Creamy Sun-Dried Tomato Shrimp with Spinach Pasta

DeShawn Mitchell
A quick and tasty meal featuring succulent shrimp, sun-dried tomatoes, and fresh spinach in a creamy sauce, perfect for busy weeknights.
Prep Time 15 minutes
Cook Time 30 minutes
Total Time 45 minutes
Course Main Course
Cuisine Italian
Servings 4
Calories 600 kcal

Ingredients
  

  • 1 lb shrimp peeled and deveined, medium or large
  • 0.5 cup sun-dried tomatoes packed in oil, chopped
  • 2 cups fresh spinach
  • 8 oz pasta your favorite type
  • 2 tbsp butter
  • 2 cloves garlic minced
  • 1 cup heavy cream
  • 0.25 cup vegetable broth
  • salt to taste
  • pepper to taste
  • Italian seasoning optional, to taste

Instructions
 

Preparing the Shrimp

  • Thaw, peel, and devein the shrimp. Pat dry with a paper towel. Season with salt, pepper, and a pinch of red pepper flakes if desired.
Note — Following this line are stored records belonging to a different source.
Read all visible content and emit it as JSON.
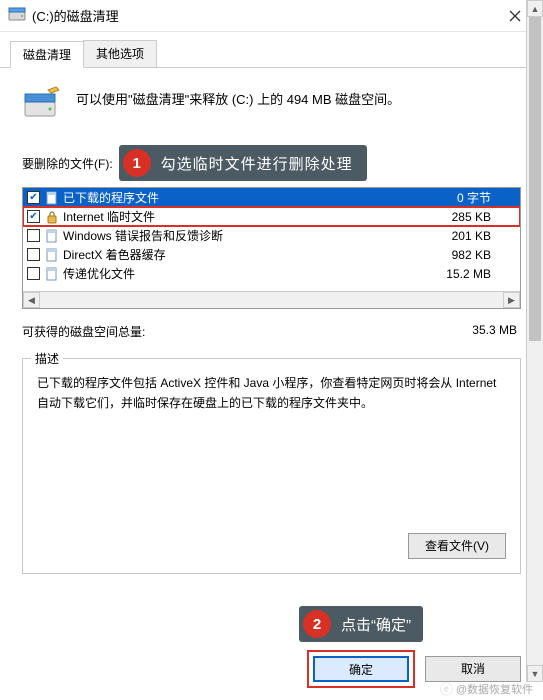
{
  "titlebar": {
    "title": "(C:)的磁盘清理"
  },
  "tabs": {
    "active": "磁盘清理",
    "inactive": "其他选项"
  },
  "intro": {
    "text": "可以使用\"磁盘清理\"来释放  (C:) 上的 494 MB 磁盘空间。"
  },
  "filesSectionLabel": "要删除的文件(F):",
  "callout1": {
    "num": "1",
    "text": "勾选临时文件进行删除处理"
  },
  "files": [
    {
      "checked": true,
      "icon": "page",
      "name": "已下载的程序文件",
      "size": "0 字节",
      "selected": true
    },
    {
      "checked": true,
      "icon": "lock",
      "name": "Internet 临时文件",
      "size": "285 KB",
      "highlight": true
    },
    {
      "checked": false,
      "icon": "page",
      "name": "Windows 错误报告和反馈诊断",
      "size": "201 KB"
    },
    {
      "checked": false,
      "icon": "page",
      "name": "DirectX 着色器缓存",
      "size": "982 KB"
    },
    {
      "checked": false,
      "icon": "page",
      "name": "传递优化文件",
      "size": "15.2 MB"
    }
  ],
  "total": {
    "label": "可获得的磁盘空间总量:",
    "value": "35.3 MB"
  },
  "descGroup": {
    "legend": "描述",
    "text": "已下载的程序文件包括 ActiveX 控件和 Java 小程序，你查看特定网页时将会从 Internet 自动下载它们，并临时保存在硬盘上的已下载的程序文件夹中。"
  },
  "buttons": {
    "viewFiles": "查看文件(V)",
    "ok": "确定",
    "cancel": "取消"
  },
  "callout2": {
    "num": "2",
    "text": "点击“确定”"
  },
  "watermark": "@数据恢复软件"
}
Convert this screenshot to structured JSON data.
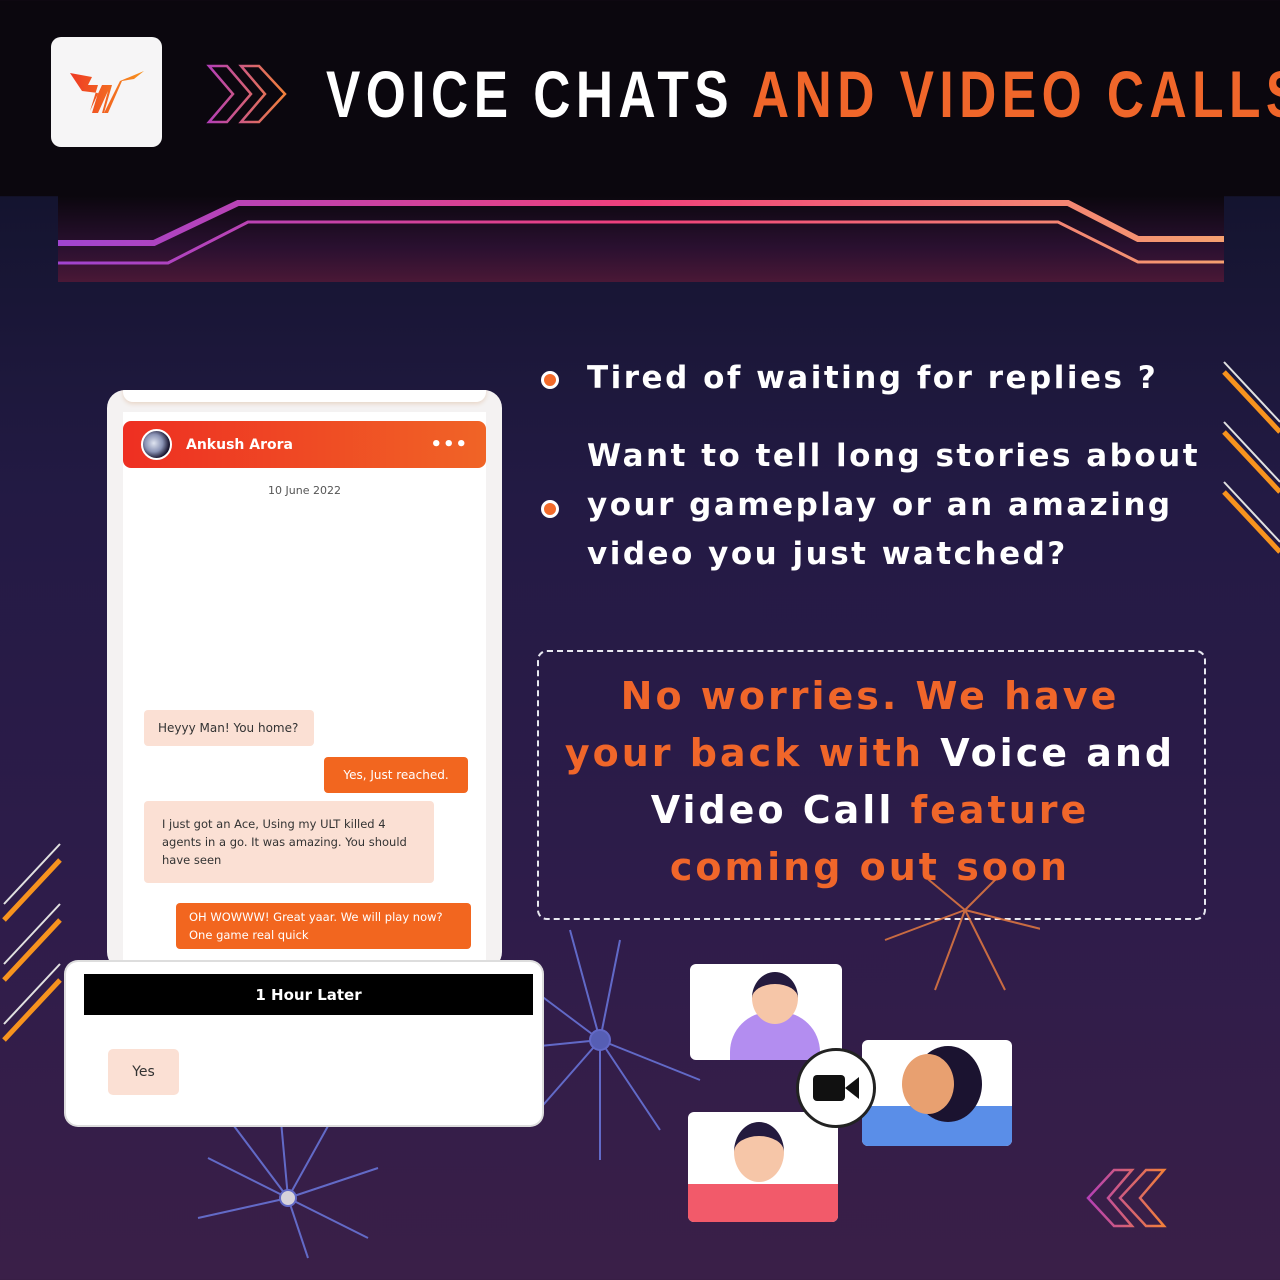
{
  "header": {
    "title_white": "VOICE CHATS",
    "title_orange": "AND VIDEO CALLS",
    "logo": "brand-logo"
  },
  "bullets": [
    {
      "text": "Tired of waiting for replies ?"
    },
    {
      "lines": [
        "Want to tell long stories about",
        "your gameplay or an amazing",
        "video you just watched?"
      ]
    }
  ],
  "callout": {
    "p1": "No worries. We have your back with ",
    "p2": "Voice and Video Call",
    "p3": " feature coming out soon"
  },
  "chat": {
    "contact": "Ankush Arora",
    "more": "•••",
    "date": "10 June 2022",
    "messages": [
      {
        "dir": "in",
        "text": "Heyyy Man!  You home?"
      },
      {
        "dir": "out",
        "text": "Yes, Just reached."
      },
      {
        "dir": "in",
        "text": "I just got an Ace, Using my ULT killed 4 agents in a go. It was amazing. You should have seen"
      },
      {
        "dir": "out",
        "text": "OH WOWWW! Great yaar. We will play now? One game real quick"
      }
    ]
  },
  "later": {
    "label": "1 Hour Later",
    "reply": "Yes"
  },
  "colors": {
    "accent": "#f0662a",
    "bg": "#231a44"
  }
}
Set aside.

Creating the Creamy Sauce

  • In a large skillet, melt butter over medium heat. Add minced garlic and cook until fragrant. Stir in sun-dried tomatoes, heavy cream, and vegetable broth. Simmer gently, adjusting seasonings with salt, pepper, or Italian seasoning as needed.

Combining Pasta and Sauce

  • Cook pasta according to package directions until al dente. Add seasoned shrimp to the sauce and cook until pink and opaque. Drain pasta and add to the skillet with sauce and shrimp. Toss to coat, then stir in fresh spinach until wilted. Serve immediately.

Notes

  • 1- Use a splash of reserved pasta water to adjust sauce consistency if needed.
  • 2- Taste and adjust seasonings to your preference.
  • 3- Serve warm with a sprinkle of fresh herbs or Parmesan for extra flavor.